La fête bât son plein. Je me faufile vers le bar et commande une vodka Red Bull. Je m’accoude et mate autour de moi, tout en dégustant ce breuvage festif et galvanisant. Je découvre une foule hétéroclite rassemblée dans cette crique encaissée. Une foule déchaînée, motivée par une envie commune : s’amuser. Je porte un vieux Levi’s délavé et usé jusqu’à la corde, une chemise blanche déboutonnée en lin de marque locale, mes vieilles et éculées Weston noires à boucle et un soupçon de Xeryus Rouge sur le torse. Les baffles vibrent au rythme des bpm. Je vide mon verre et je continue d’observer. Je vois une masse homogène habitée par un même désir, une masse dans laquelle s’estompent toutes singularités, toutes différences sociales. Je vois des homos bodybuildés et des hétéros efféminés.

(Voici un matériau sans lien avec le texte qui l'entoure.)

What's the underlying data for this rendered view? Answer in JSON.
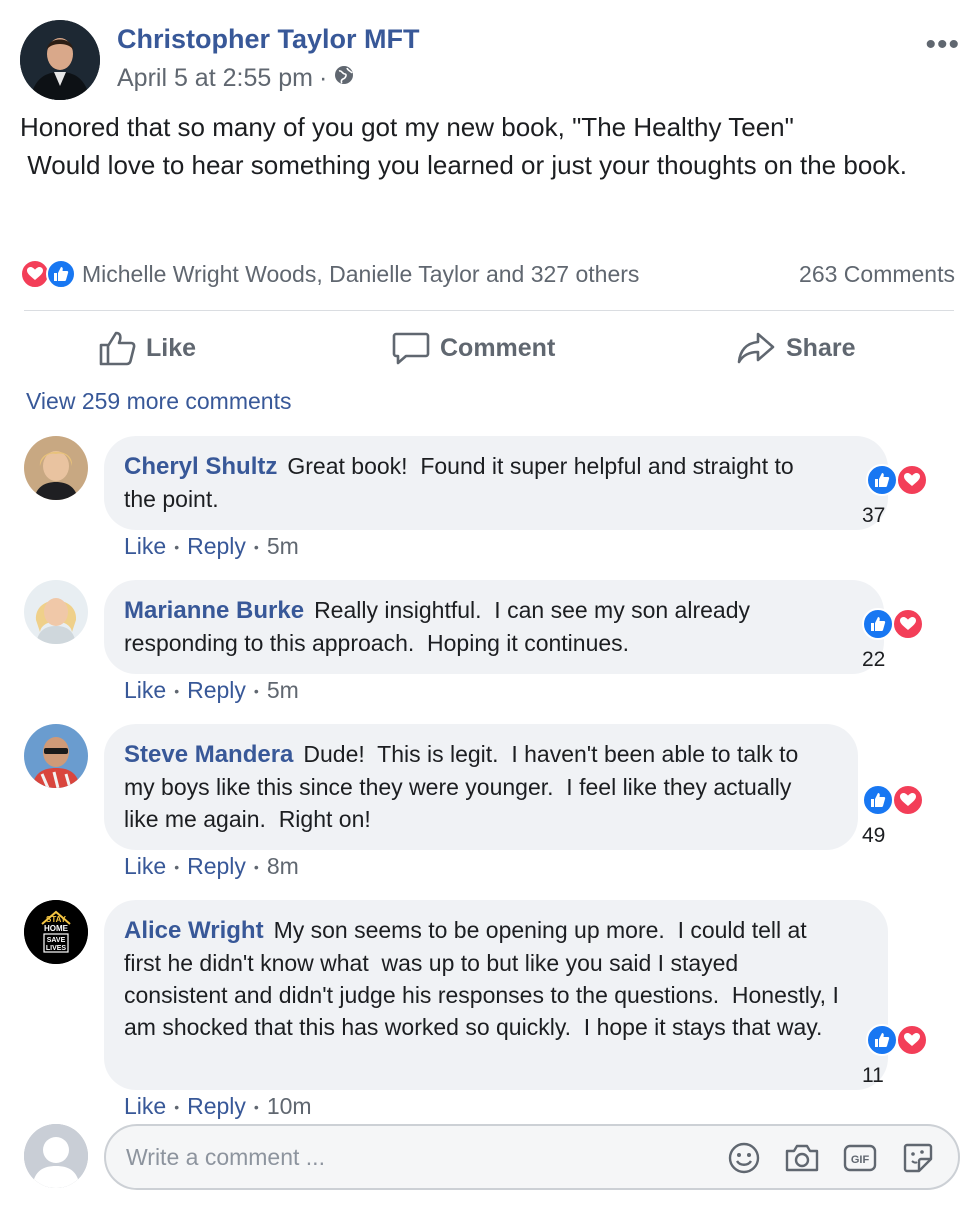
{
  "post": {
    "author": "Christopher Taylor MFT",
    "date": "April 5 at 2:55 pm",
    "meta_separator": "·",
    "privacy_icon": "globe-icon",
    "text": "Honored that so many of you got my new book, \"The Healthy Teen\"\n Would love to hear something you learned or just your thoughts on the book.",
    "reactions": {
      "icons": [
        "heart-icon",
        "like-icon"
      ],
      "names": "Michelle Wright Woods, Danielle Taylor and 327 others",
      "comments_count": "263 Comments"
    },
    "actions": {
      "like": "Like",
      "comment": "Comment",
      "share": "Share"
    },
    "view_more": "View 259 more comments"
  },
  "comments": [
    {
      "name": "Cheryl Shultz",
      "text": "Great book!  Found it super helpful and straight to the point.",
      "reaction_count": "37",
      "like": "Like",
      "reply": "Reply",
      "time": "5m"
    },
    {
      "name": "Marianne Burke",
      "text": "Really insightful.  I can see my son already responding to this approach.  Hoping it continues.",
      "reaction_count": "22",
      "like": "Like",
      "reply": "Reply",
      "time": "5m"
    },
    {
      "name": "Steve Mandera",
      "text": "Dude!  This is legit.  I haven't been able to talk to my boys like this since they were younger.  I feel like they actually like me again.  Right on!",
      "reaction_count": "49",
      "like": "Like",
      "reply": "Reply",
      "time": "8m"
    },
    {
      "name": "Alice Wright",
      "text": "My son seems to be opening up more.  I could tell at first he didn't know what  was up to but like you said I stayed consistent and didn't judge his responses to the questions.  Honestly, I am shocked that this has worked so quickly.  I hope it stays that way.",
      "reaction_count": "11",
      "like": "Like",
      "reply": "Reply",
      "time": "10m",
      "avatar_text": [
        "STAY",
        "HOME",
        "SAVE",
        "LIVES"
      ]
    }
  ],
  "composer": {
    "placeholder": "Write a comment ...",
    "tools": [
      "emoji-icon",
      "camera-icon",
      "gif-icon",
      "sticker-icon"
    ]
  },
  "colors": {
    "link_blue": "#385898",
    "like_blue": "#1877f2",
    "heart_red": "#f33e58",
    "bubble_gray": "#f0f2f5",
    "meta_gray": "#606770"
  }
}
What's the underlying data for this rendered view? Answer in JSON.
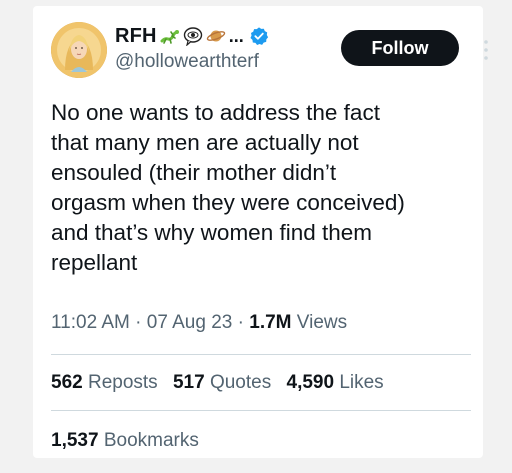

Je vois Marc et Martin danser et encercler avidement une fille à moitié dénudée. Je vois des couples s’enlacer. Je vois Victor entraîner Anne vers un coin reculé.
J’ai les cheveux hirsutes et le teint halé. J’allume une clope et je souris. Je me rappelle à quel point j’aime cette île. Je m’extasie devant le spectacle qui se déroule sous mes yeux. Une pièce dans laquelle le mépris, la vanité, la mesquinerie, la calomnie sont des sentiments inconnus. Un lieu où ces maux que j’exècre n’existent pas, où les tabous et les frontières sont abolis. Un lieu où l’on ne vous juge pas sur les apparences. Où excentricité rime avec banalité…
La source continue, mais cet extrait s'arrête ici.